The main pathological changes involve the lungs. Bilateral extensive consolidation of the lungs results from a combination of the large number of desquamated and exudated cells and protein exudates that congest the lung tissues, and the extensive formation of hyaline membranes in the alveoli. The pathology is essentially that of diffuse alveolar damage with subsequent progression to acute respiratory distress syndrome. From a clinical point of view, the patients exhibit worsening dyspnoea and die of respiratory failure.

The pathological changes of SARS can be summarized in terms of the following four aspects: pulmonary lesions; lesions of immune organs; systemic vasculitis; and systemic toxic reactions. The pulmonary lesions mainly involve alveoli and are chiefly composed of desquamative pulmonary alveolitis and bronchitis, for no significant changes in width were observed in most of the alveolar walls or interlobular septa.
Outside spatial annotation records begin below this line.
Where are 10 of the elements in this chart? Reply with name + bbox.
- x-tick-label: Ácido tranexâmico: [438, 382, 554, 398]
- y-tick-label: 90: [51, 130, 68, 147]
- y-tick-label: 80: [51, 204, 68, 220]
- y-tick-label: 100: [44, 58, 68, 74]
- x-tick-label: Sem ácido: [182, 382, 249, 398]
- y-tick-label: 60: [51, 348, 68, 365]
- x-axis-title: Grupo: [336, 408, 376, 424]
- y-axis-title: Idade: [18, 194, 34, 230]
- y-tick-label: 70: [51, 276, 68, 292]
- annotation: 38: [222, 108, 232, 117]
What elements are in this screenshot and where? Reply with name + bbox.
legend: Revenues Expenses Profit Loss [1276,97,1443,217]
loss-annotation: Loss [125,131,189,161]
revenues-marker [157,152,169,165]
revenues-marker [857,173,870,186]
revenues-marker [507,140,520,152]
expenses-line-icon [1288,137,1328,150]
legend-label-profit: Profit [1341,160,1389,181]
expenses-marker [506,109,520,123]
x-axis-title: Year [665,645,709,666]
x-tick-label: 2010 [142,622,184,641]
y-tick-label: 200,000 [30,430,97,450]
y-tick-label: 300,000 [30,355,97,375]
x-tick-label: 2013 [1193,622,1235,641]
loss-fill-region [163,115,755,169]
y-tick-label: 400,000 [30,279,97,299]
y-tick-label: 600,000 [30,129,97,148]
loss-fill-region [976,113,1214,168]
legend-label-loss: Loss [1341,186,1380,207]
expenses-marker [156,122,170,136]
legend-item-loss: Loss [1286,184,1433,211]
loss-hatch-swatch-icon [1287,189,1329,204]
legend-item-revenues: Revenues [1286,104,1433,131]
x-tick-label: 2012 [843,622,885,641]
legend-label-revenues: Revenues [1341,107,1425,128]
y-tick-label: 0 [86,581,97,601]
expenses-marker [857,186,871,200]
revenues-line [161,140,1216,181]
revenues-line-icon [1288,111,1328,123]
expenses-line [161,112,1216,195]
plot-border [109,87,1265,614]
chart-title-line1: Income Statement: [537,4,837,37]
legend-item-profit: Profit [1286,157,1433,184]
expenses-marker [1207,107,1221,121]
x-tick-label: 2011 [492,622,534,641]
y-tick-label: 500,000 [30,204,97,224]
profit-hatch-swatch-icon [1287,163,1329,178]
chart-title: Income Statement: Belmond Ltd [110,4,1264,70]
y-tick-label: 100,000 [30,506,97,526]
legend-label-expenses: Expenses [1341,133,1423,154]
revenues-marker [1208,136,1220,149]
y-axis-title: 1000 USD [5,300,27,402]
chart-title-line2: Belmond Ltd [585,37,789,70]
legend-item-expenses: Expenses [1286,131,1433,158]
Other lesions are formation of hyaline membranes, massive exudation of inflammatory cells into alveoli, patchy haemorrhage and focal necrosis, and organization of exudates in the alveoli in patients with a prolonged disease course (A3, 20 days). The main lesions of immune organs are massive necrosis in the spleen and local necrosis in lymph nodes. Systemic vasculitis involves proliferation, swelling, and apoptosis of endothelial cells, with infiltration of monocytes, lymphocytes, and plasma cells both around the circumference of small veins and in vascular walls in the heart, lung, liver, kidney, adrenal gland, and the interstitium of striated muscle. Fibrinoid necrosis and thrombosis occurred in parts of small veins. Systemic toxic changes included degeneration and necrosis of the parenchyma cells in the lung, liver, kidney, heart, and adrenal gland, as well as degeneration of nerve cells in the brain. It is most probable that these systemic reactions are related to viraemia.

In conclusion, we consider that SARS is a viral disease that can result in injury to multiple organs, although the predominant pathology involves the lungs.